In quel tempo. Il Signore Gesù disse: ”Gerusalemme, Gerusalemme, tu che uccidi i profeti e lapidi quelli che sono stati mandati a te, quante volte ho voluto raccogliere i tuoi figli, come una chioccia raccoglie i suoi pulcini sotto le ali, e voi non avete voluto! Ecco, la vostra casa è lasciata a voi deserta! Vi dico infatti che non mi vedrete più, fino a quando non direte: Benedetto colui che viene nel nome del Signore!». Mentre Gesù, uscito dal tempio, se ne andava, gli si avvicinarono i suoi discepoli per fargli osservare le costruzioni del tempio. Egli disse loro: «Non vedete tutte queste cose? In verità io vi dico: non sarà lasciata qui pietra su pietra che non sarà distrutta».

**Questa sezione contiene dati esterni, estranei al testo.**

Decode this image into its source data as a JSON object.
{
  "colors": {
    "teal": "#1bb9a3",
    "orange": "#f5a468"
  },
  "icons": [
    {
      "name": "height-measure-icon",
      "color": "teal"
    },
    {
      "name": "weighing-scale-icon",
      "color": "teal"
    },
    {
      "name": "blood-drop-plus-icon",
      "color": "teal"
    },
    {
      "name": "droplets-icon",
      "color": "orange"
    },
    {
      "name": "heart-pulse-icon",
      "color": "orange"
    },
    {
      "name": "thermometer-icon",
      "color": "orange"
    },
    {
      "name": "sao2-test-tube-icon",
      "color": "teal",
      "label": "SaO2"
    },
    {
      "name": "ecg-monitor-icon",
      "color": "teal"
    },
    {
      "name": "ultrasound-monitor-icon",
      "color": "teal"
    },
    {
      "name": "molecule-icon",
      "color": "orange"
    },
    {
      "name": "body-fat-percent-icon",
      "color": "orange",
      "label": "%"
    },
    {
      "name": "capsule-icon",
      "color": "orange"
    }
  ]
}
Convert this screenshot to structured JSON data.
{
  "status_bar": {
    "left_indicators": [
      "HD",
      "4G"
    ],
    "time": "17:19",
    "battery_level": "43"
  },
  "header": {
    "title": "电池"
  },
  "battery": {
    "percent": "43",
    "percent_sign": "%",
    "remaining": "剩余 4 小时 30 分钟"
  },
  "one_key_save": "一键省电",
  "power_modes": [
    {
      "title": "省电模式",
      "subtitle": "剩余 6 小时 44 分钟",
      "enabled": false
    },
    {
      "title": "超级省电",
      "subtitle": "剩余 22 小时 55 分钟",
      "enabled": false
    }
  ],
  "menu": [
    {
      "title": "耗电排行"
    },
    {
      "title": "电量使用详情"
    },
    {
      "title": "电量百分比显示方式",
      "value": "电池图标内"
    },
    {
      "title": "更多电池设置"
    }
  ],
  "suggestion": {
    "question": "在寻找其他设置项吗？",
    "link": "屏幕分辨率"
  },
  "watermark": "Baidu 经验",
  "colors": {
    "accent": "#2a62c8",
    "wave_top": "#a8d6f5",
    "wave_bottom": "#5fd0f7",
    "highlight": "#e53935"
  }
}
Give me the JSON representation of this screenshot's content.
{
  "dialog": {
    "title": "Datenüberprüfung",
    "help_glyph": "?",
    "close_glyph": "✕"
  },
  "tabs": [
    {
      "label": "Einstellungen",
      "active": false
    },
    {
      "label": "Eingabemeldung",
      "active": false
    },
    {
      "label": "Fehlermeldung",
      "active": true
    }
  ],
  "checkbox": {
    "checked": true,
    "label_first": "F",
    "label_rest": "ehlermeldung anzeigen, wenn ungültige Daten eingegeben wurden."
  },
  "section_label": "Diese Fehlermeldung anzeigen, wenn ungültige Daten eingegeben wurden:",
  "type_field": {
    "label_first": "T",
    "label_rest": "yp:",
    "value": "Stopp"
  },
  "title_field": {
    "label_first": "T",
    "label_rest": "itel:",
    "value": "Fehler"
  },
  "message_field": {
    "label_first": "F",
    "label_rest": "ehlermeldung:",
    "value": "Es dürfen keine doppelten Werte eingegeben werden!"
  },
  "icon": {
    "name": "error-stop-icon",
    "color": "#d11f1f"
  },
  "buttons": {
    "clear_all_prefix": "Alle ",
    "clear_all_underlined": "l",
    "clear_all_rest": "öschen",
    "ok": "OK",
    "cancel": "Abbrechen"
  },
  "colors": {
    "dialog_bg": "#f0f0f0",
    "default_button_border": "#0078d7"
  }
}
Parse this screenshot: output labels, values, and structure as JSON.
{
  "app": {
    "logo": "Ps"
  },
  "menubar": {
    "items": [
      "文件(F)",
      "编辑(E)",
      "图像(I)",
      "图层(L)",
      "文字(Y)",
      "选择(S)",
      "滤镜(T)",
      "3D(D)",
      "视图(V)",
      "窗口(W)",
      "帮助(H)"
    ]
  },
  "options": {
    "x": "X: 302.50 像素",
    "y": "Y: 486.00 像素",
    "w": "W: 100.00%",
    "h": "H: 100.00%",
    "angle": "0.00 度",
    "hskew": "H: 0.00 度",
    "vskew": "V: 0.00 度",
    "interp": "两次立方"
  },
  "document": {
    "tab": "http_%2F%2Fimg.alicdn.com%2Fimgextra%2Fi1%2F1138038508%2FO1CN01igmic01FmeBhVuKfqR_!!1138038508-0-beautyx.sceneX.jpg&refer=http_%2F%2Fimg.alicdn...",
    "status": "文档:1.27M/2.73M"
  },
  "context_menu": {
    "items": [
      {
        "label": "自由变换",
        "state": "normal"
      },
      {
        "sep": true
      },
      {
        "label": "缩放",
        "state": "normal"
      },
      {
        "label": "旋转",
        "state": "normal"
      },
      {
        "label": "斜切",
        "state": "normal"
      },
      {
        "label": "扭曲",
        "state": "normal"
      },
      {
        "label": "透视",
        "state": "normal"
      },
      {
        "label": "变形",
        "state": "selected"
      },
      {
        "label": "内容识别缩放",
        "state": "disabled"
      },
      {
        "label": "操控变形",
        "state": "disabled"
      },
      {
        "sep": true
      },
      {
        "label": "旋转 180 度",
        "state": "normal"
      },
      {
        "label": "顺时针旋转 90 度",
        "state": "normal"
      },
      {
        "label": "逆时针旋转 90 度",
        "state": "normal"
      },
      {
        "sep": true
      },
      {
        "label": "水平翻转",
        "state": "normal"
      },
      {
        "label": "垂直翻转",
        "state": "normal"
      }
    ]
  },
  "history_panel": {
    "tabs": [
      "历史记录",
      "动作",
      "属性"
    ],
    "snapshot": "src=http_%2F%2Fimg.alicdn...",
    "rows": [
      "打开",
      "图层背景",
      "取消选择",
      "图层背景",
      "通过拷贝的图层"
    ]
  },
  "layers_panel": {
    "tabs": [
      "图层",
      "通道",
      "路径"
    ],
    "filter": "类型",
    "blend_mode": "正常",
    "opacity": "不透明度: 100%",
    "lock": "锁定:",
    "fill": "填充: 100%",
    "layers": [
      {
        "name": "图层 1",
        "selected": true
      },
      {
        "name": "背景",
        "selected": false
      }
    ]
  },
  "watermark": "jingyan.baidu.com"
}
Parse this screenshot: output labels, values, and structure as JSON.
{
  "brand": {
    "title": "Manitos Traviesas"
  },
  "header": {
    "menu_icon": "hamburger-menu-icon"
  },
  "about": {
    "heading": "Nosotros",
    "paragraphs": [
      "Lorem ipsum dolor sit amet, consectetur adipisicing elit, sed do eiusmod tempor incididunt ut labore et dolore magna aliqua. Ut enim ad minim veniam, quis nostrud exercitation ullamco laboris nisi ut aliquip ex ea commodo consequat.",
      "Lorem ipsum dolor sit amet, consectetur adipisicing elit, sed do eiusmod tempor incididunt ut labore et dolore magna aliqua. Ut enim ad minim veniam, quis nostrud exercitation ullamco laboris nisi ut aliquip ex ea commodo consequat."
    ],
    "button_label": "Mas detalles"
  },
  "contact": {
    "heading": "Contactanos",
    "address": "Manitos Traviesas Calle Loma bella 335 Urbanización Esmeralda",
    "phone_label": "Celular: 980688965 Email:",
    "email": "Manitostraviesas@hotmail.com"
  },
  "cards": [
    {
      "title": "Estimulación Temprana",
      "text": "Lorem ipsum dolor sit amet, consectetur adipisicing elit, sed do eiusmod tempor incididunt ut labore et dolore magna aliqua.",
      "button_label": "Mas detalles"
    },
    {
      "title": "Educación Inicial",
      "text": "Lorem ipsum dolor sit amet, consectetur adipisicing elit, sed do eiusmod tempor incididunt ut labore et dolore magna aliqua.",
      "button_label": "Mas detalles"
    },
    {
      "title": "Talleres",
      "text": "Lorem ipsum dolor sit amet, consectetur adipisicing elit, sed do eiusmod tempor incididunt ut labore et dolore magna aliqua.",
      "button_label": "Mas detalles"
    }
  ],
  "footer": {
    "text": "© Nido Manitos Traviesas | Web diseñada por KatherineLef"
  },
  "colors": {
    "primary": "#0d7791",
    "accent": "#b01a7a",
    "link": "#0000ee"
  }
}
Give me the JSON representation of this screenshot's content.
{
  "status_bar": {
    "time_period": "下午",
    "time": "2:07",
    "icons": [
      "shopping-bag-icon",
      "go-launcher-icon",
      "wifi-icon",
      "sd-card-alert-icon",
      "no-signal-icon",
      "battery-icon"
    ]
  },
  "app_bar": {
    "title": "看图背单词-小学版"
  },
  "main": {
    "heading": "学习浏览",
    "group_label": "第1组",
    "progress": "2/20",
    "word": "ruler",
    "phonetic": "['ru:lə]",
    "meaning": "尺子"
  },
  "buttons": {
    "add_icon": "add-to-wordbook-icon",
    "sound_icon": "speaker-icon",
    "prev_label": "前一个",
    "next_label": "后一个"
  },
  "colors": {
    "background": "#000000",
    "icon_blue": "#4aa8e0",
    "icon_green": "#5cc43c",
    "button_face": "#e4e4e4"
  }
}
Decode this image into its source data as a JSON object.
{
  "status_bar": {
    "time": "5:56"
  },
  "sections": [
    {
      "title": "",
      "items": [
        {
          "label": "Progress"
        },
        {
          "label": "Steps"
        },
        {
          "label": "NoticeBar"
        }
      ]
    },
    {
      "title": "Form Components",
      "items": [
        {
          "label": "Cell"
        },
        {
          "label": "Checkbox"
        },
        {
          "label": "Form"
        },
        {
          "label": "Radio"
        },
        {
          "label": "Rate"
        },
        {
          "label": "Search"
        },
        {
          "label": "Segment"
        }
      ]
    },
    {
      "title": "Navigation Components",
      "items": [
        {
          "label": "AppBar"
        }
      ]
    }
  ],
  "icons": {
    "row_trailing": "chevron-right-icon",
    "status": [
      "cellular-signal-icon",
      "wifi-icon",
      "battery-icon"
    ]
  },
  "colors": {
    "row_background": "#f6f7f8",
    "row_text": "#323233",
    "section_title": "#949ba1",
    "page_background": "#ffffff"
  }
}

Il testo su Gerusalemme, da Matteo, è trascritto alla fine di una lunga discussione con i capi religiosi: " scribi e farisei" che hanno sviluppato con Gesù e ancor più svilupperanno un lungo conflitto, successivamente, causando molte tensioni tra la prima comunità cristiana e la comunità giudaica. L'intento di Matteo non è tanto una aggressione contro i Giudei per una specie di antisemitismo quanto piuttosto il tentativo di affrontare il problema religioso in una più matura spiritualità, senza fermarsi alle situazioni, per quanto difficili, formali. Nella frase: "quante volte..." si può cogliere un'allusione alle visite fatte da Gesù alla città di Gerusalemme, che però troviamo ricordate in Giovanni, ma non nei vangeli sinottici. Gesù parla della distruzione di Gerusalemme e del tempio, della lacerazione che avverrà in un futuro prossimo, dell’abbandono di Dio e della sua presenza (la Shekhinà). Si risente una frase di Geremia: "Ma se non ascolterete queste parole, io lo giuro per me stesso - parola del Signore - questa casa diventerà una rovina" (Geremia 22,5). Di fatto Gesù esce dal tempio (24,1) per non farvi più ritorno. Israele vedrà nuovamente Gesù quando tornerà nella gloria, e lo riconoscerà come suo signore e suo giudice. Viene citato qui il Salmo 118,26 (23,39) e quindi vengono ricordate le acclamazioni che la gente fece a Gesù a Gerusalemme, il giorno delle palme (21,9), mentre lo accompagnava verso il tempio. Si parla qui del tempio di Gerusalemme che era stato consacrato nell'anno 18 a.C. nella sua nuova ricostruzione voluta da Erode il Grande, la cui lavorazione si protrasse almeno per circa 80 anni. E’ una costruzione splendida e superba di cui tutti ne andavano fieri, un capolavoro di ingegneria ricordato da Giuseppe Flavio tra le sette meraviglie del mondo e concluso alla vigilia dell'assedio che i romani posero a Gerusalemme, e che si dilungò dal 66 al 70 d.C., in un susseguirsi terribile di fatti angosciosi. Tutto fu travolto. In conclusione si può dire: - Dio si fa alleato con noi e accetta di vivere tra noi se manteniamo la fedeltà, l’alleanza sancita con Lui. - Il cammino faticoso ci porta a scoprire che tutti abbiamo bisogno della sua misericordia. - La storia ci obbliga a riscoprire, di volta in volta, il cammino di un Dio che si fa piccolo e mendicante ma che ci indica, sempre nuova, la strada verso il Signore. Non sono i segni esterni che ci garantiscono, ma la fedeltà umile del cuore.